0
$\begingroup$

I’m trying to optimise the diversity problem in the search engine result pages.

Imagine that for a search query, there’s N search results arranged in descending order of relevance. Each result belongs to a category. Those N results are sliced into pages of K results per page.

My objective is to have a high category diversity in the first pages and low category diversity in the last pages. But it should still keep a minimum diversity in the last pages, only 2 or 3 categories in the last pages is not good, in other words, if there’s too many results from a same category in the past pages, it’s not good.

I built a hardcoded algorithm like: find the minimum number of pages P to keep the average number of results from a same category per page smaller than or equal to X. Then fill the N-P first pages with only 1 result per category and fill the following pages with the average number of results from a same category per page.

I think there must be a better algorithm to rerank the results with a smooth diversity change from the first page to the last page and limit the maximum of results from a same category in any pages.

Thanks

1 Answers 1

0

Here are some thoughts.

Look at the literature on recommender systems, of which search engines are part. Diversity is a key aim for them (e.g. see Castells et al, Novelty and Diversity Metrics for Recommender Systems: Choice, Discovery and Relevance), often computed in an information theoretic fashion.

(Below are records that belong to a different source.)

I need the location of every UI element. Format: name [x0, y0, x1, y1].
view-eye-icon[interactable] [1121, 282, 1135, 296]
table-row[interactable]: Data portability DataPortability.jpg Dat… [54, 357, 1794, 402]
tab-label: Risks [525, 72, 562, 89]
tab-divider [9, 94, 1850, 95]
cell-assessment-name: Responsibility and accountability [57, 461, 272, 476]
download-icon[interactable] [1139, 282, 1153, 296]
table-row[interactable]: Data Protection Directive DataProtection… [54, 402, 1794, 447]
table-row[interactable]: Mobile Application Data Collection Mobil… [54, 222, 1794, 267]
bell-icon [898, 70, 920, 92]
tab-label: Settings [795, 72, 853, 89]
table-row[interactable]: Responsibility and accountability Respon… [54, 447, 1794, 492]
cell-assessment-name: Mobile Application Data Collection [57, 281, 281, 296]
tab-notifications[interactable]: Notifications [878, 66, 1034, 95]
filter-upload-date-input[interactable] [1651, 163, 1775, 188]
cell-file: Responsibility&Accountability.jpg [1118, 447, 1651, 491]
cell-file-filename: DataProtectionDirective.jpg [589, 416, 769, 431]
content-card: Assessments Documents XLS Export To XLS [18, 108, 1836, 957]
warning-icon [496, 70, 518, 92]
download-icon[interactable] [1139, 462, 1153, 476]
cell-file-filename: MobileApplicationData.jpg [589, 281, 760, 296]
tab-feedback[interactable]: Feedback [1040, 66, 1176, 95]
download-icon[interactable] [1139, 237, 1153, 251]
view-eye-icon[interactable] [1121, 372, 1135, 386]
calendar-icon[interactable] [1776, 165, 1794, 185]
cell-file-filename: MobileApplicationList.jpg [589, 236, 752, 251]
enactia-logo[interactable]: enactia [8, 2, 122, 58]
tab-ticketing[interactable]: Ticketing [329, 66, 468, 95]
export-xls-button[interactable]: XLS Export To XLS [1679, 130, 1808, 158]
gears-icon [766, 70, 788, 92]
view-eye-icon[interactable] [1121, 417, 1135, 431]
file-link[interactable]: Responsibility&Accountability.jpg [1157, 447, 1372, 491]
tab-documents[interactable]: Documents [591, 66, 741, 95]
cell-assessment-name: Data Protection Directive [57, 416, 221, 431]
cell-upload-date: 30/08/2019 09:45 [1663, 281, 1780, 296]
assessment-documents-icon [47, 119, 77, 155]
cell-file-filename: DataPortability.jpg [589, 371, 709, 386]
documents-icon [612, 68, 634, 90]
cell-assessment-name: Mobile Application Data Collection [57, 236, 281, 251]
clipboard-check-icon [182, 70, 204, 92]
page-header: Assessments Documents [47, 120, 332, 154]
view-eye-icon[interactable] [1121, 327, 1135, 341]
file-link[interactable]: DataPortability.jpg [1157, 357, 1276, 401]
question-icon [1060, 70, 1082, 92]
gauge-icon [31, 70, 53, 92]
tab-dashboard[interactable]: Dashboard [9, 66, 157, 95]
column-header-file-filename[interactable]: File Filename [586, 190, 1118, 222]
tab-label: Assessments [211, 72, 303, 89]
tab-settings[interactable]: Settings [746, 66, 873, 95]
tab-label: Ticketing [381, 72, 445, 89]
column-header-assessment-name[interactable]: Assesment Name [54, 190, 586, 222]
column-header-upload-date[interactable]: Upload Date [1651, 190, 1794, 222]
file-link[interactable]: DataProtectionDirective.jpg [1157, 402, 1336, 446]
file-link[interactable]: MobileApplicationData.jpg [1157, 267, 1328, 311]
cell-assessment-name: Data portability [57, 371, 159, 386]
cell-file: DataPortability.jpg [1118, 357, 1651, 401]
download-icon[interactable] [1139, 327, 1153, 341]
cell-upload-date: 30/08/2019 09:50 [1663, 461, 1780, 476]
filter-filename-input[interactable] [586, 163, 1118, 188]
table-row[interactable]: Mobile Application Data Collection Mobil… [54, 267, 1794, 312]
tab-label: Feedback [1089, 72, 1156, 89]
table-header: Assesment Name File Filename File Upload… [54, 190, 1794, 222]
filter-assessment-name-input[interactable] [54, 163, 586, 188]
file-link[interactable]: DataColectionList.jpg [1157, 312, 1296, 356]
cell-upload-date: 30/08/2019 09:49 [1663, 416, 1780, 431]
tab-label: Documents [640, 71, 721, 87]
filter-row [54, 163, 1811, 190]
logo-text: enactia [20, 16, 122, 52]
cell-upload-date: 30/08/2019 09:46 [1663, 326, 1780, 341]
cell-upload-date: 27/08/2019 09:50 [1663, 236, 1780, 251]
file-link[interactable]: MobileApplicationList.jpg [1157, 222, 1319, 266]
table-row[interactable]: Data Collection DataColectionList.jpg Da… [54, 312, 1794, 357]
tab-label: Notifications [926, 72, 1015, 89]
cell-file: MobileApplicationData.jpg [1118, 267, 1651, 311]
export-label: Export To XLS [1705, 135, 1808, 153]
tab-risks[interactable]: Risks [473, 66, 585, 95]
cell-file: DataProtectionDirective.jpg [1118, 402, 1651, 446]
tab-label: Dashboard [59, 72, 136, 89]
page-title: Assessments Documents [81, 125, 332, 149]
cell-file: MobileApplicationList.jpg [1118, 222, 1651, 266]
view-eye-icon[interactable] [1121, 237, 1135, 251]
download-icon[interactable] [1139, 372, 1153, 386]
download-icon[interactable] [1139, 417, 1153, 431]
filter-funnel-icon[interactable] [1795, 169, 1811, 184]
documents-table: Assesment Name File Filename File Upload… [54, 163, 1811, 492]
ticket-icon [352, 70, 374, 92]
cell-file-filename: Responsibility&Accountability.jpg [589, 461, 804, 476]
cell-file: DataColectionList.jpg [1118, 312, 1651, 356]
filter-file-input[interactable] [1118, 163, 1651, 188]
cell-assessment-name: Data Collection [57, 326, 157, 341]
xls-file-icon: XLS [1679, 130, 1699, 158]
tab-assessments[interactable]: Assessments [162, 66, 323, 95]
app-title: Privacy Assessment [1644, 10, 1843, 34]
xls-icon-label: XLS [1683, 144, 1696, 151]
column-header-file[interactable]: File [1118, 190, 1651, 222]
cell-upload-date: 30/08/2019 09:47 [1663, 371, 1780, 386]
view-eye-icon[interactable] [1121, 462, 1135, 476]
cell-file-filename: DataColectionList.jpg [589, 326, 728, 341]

One simple idea would be to use a weight function to choose which result to add to the page, and update the function each time a new result is chosen. For instance: $$ w_p(s)=\alpha \,R(s) + \beta(p)\sum_{s_i\in p} w(s_i,s) $$ where $p$ is the current page, $s$ is a current search result, $R$ is a relevance function, $\beta$ is a weight function for the current page (probably a decreasing function in your case), and $w$ is a weight function to try to increase diversity (e.g. $w(a,b)=1-I[a=b]$). Then the algorithm might be like:

for each page p:
   for i = 1 to K:
      Compute w_p(s) for each s
      Choose argmax_s w_p(s) to add to the page

or one could use the weights to generate probability distributions over the search results choices, and stochastically draw search results from this weighted distribution.